精神科は外来中心の診療を行っております。スタッフは、3名の常勤医および2名の常勤臨床心理士です。

当科では、歴代の主任部長が精神病理学を専門にしていた関係もあり、複数の臨床心理士を擁する診療体制が確立されています。それにより医師だけでは、どうしても薬物療法に傾きがちな診療を、臨床心理士が心理学的側面から補うことができており、それが当科の診療の利点となっております。
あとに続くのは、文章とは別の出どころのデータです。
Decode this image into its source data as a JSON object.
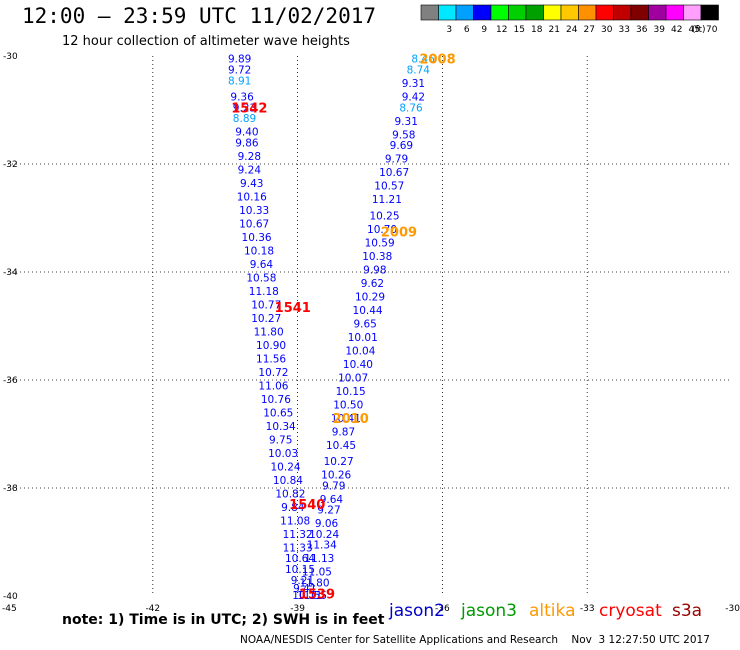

また、急性期の身体疾患と精神疾患が合併した患者さんに治療を受けて頂くために、複合ケア病棟という5床の閉鎖病棟(閉鎖環境で治療を行う病棟)が平成28年8月から運用を開始されました。第一主治医は当該身体疾患診療科医ですが、精神科医は第二主治医となって精神症状のコントロールと病棟管理を行っています。身体疾患の症状が軽度もしくは慢性期で、精神症状の治療が主な入院目的である場合は、これまで通り精神科病院をご紹介させて頂きます。

診療内容

認知症などの老年期精神障害

老年期に精神症状を発症した患者さんの診断は難しいことがあります。認知症に見えても別の病気であるということがあり、うつ病に見えても認知症であるということもあります。当科は脳の画像検査と神経心理検査などを組み合わせて適切な鑑別診断を心掛けています。

統合失調症およびその類縁疾患

統合失調症は薬物療法の進歩と社会の変化に伴った症状の軽症化によって、入院治療中心から外来治療中心に変わってきています。しかし急性期で症状の変化が激しく外来治療が困難である場合には、入院治療が可能な精神科病院をご紹介しております。

気分障害

うつ病や躁うつ病に代表される気分障害に対しては、新しい薬物が次々に使用可能となっておりますが、精神療法・心理療法や環境調整が治療において重要な役割を持っています。うつ病や躁うつ病の症状が重く外来治療が困難な方は、やはり入院治療が可能な精神科病院をご紹介しております。

神経症性障害

神経症性障害には、不安障害、パニック障害、強迫性障害、解離性障害、心気障害、適応障害、急性ストレス反応、心的外傷後ストレス障害、そして身体表現性障害などが含まれます。症状の緩和に有効な薬物も数多くありますが、治療には精神療法・心理療法が欠かせません。

神経発達障害

神経発達障害の中には自閉スペクトラム症や注意欠如・多動性障害などが含まれます。小児期に診断されることが多いのですが、最近は成人してから診断される方も増えてきております。

せん妄

せん妄は、病気による体調不良に入院による環境変化や治療による身体への影響などが加わって発症することが多い意識障害のことです。せん妄を発症すると、特に夜間に夢と現実が混ざったような状態になり安静が保てなくなることがあります。抗精神病薬や抗うつ薬などの薬物療法と環境調整が治療に有効です。